In Appendix C, you read about different programming control structures used to write pseudocode and actual computer algorithms, such as if statements, while and for loops, and function calls. For this discussion, assume you work for a data mining company and your job is to write a program to find information on various Web sites pertaining to sales of the Lenovo X200. After your algorithm finds this data, more complex analysis will be done to extract more meaningful information from the data.

Your algorithm is going to scan different sites and search for the character string “Lenovo X200.” Assume you decide to use an algorithm similar to Text Search (see algorithm 4.2.1 on page 178 of your text for an explanation of what this is).

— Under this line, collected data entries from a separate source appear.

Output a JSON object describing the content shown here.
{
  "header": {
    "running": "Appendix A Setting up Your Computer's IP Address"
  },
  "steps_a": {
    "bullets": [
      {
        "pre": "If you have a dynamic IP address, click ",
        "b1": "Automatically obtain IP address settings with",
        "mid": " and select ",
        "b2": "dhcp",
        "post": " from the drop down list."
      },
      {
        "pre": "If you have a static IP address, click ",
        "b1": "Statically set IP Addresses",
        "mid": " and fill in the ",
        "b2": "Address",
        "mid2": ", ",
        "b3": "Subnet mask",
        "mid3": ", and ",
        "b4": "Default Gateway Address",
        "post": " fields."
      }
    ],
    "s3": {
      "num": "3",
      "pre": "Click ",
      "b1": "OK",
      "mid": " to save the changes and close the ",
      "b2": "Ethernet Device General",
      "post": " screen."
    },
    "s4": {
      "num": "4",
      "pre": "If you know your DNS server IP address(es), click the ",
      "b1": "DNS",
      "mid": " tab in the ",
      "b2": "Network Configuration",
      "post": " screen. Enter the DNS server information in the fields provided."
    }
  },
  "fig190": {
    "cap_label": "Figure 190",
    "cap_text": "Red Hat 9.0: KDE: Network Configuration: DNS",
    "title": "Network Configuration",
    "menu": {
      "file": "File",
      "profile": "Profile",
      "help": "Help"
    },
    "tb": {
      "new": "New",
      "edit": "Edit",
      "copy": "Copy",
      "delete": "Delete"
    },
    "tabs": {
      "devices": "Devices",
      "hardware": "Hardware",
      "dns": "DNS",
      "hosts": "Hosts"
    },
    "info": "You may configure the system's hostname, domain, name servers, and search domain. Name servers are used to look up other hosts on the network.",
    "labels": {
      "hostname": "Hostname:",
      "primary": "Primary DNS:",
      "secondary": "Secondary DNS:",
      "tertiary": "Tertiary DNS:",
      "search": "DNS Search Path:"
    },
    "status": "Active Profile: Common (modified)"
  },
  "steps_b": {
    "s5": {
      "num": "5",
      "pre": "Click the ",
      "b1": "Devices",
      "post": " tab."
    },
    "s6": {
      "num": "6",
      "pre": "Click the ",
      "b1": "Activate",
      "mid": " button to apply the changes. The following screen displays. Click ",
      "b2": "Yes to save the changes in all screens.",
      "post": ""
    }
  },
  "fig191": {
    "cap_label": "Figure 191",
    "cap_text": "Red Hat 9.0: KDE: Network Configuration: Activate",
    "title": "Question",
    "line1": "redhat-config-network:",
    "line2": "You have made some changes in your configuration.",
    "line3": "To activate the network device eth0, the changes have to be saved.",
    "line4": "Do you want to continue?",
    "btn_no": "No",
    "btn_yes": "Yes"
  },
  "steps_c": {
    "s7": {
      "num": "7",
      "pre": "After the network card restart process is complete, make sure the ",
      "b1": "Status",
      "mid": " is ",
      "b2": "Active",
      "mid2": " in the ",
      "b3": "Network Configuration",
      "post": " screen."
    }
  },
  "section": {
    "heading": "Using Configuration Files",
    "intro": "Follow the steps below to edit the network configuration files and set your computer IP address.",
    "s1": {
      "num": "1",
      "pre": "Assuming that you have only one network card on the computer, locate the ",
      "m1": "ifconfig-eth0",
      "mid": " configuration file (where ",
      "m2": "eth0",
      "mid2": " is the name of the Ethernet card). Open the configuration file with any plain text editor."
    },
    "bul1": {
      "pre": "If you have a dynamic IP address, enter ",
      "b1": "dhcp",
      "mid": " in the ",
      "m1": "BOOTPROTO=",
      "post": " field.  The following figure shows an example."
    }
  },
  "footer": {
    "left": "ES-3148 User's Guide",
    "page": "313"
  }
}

If the algorithm finds a site that contains the string (that is, Lenovo X200), assume that it then stores all data or all the text on that particular site into a storage area.

To understand this problem fully, answer the following questions:

What is data mining?

What is a character string?

What is the worst case run time of this algorithm in terms of p, m, t, n (that is, what is O)?

How long do you think it will take this algorithm to run? Note the time complexity as O (run time in terms of n).

Assume that each Web site, on average, has character strings of length 10,000 and that the length of the character string “Lenovo X200” is 11. How many computations will the algorithm need to make per site?

Why is speed and the analysis of algorithm speed so important?